Als sie an Eistaucher vorbeikam, sagte sie: — Trink nicht zu viel von der Milch deiner Frau. Dein Junge braucht sie zum Wachsen.

— Ich weiß, sagte Eistaucher. — Aber wenn ich dafür etwas zu Essen bringe.

Heide nickte. — Aber beeil dich damit.

Sie bekamen solchen Hunger, dass Schiefer und Dorn schließlich stromaufwärts zur Südseite der größten Eiskappe gingen, um das Rabenrudel zu besuchen und zu fragen, ob sie ihnen etwas von ihrem Essen abgeben konnten. Nach ihrer Rückkehr wollte keiner der beiden über die Reise reden, aber ihre Säcke waren voller Nüsse und Fett, und zwischen sich schleiften sie einen Beutel mit gefrorenen Enten.

— Bei ihnen ist es auch knapp, sagte Schiefer düster. — Es war sehr gut von ihnen, das für uns zu tun. Jetzt stehen wir in ihrer Schuld. Beim Acht-Acht müssen wir ihnen etwas Gutes geben, oder im Herbst.

Dann tauchten die Enten am Himmel auf und quakten ihre Botschaft heraus: Sommer! Sommer! Sommer! Die Wölfe warteten einen Tag und fingen dann gut zwanzig von ihnen in ihren Netzen. Während sie damit beschäftigt waren, kamen auch die Gänse in langen, ausgefransten Keilformationen angeflogen, mit knarzendem Gefieder, schnatternde, quäkende, zischende, keifende Nörgler.

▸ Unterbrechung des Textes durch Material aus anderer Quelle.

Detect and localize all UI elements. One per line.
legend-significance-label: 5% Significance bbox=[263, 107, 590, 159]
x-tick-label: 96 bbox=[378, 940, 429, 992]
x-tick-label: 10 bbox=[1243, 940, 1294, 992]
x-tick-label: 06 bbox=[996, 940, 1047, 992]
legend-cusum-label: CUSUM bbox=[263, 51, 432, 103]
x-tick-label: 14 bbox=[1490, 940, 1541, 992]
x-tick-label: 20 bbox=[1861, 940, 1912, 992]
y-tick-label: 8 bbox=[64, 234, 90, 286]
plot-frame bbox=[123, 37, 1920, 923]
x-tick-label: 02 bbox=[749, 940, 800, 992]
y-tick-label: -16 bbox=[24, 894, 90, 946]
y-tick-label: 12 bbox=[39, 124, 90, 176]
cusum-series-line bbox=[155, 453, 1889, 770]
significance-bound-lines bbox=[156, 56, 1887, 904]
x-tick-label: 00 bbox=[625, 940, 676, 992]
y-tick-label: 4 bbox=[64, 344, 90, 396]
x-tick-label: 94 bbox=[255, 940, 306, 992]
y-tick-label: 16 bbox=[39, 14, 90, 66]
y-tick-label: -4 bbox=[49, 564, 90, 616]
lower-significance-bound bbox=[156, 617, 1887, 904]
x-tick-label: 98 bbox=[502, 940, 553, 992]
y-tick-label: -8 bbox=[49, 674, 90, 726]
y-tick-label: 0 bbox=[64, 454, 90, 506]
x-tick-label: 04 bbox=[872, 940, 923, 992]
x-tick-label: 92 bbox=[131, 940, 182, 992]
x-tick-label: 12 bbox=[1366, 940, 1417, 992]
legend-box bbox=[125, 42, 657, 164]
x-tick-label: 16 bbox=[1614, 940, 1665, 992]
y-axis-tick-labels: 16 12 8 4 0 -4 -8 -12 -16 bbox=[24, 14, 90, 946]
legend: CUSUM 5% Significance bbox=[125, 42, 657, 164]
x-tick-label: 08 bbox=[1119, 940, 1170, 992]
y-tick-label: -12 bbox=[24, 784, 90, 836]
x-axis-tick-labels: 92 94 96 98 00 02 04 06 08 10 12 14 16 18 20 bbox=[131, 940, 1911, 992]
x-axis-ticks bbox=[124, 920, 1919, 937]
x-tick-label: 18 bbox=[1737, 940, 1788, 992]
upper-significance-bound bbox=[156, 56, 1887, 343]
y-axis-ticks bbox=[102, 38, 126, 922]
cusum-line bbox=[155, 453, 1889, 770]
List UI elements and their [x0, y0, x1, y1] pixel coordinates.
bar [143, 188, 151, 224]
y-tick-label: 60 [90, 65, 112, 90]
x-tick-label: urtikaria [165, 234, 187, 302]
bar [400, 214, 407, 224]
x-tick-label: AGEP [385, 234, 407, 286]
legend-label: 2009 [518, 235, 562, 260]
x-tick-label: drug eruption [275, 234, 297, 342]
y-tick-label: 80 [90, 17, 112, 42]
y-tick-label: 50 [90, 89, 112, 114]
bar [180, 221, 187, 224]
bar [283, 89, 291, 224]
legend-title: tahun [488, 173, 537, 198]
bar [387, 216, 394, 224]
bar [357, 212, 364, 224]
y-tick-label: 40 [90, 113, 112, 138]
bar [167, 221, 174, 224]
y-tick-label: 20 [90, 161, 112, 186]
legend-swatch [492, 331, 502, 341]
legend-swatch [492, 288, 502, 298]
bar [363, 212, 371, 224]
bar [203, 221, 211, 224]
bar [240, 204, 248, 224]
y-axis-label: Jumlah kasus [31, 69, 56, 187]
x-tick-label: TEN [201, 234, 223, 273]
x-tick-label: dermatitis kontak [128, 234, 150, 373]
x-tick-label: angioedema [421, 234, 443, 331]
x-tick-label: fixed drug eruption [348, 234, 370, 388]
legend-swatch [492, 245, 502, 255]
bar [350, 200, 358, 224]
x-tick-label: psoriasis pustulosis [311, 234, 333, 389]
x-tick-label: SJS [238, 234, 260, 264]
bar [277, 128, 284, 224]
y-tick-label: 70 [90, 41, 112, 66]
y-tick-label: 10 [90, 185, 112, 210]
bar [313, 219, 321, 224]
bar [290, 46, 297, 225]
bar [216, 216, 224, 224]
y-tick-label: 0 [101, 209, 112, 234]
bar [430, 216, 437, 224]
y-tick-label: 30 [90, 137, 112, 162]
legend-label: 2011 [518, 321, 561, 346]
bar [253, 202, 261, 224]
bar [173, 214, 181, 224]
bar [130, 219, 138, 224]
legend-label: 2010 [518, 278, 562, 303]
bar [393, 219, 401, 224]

Die Hungerzeit war für das Rudel vorbei. Sowohl Männer als auch Frauen gingen mit Netzen und Speeren auf Gänsejagd. Natürlich nahmen sie die erste Beute niemals an sich, aber wenn zahlreiche zwanzig Tiere auf einmal auftauchten, war das auch nicht nötig. Der Sommer war da. Viele von ihnen weinten vor Erleichterung, als sie wieder zur Jagd loszogen. Der Hungerfrühling hatte sie geschleift bis aufs rohe Fleisch.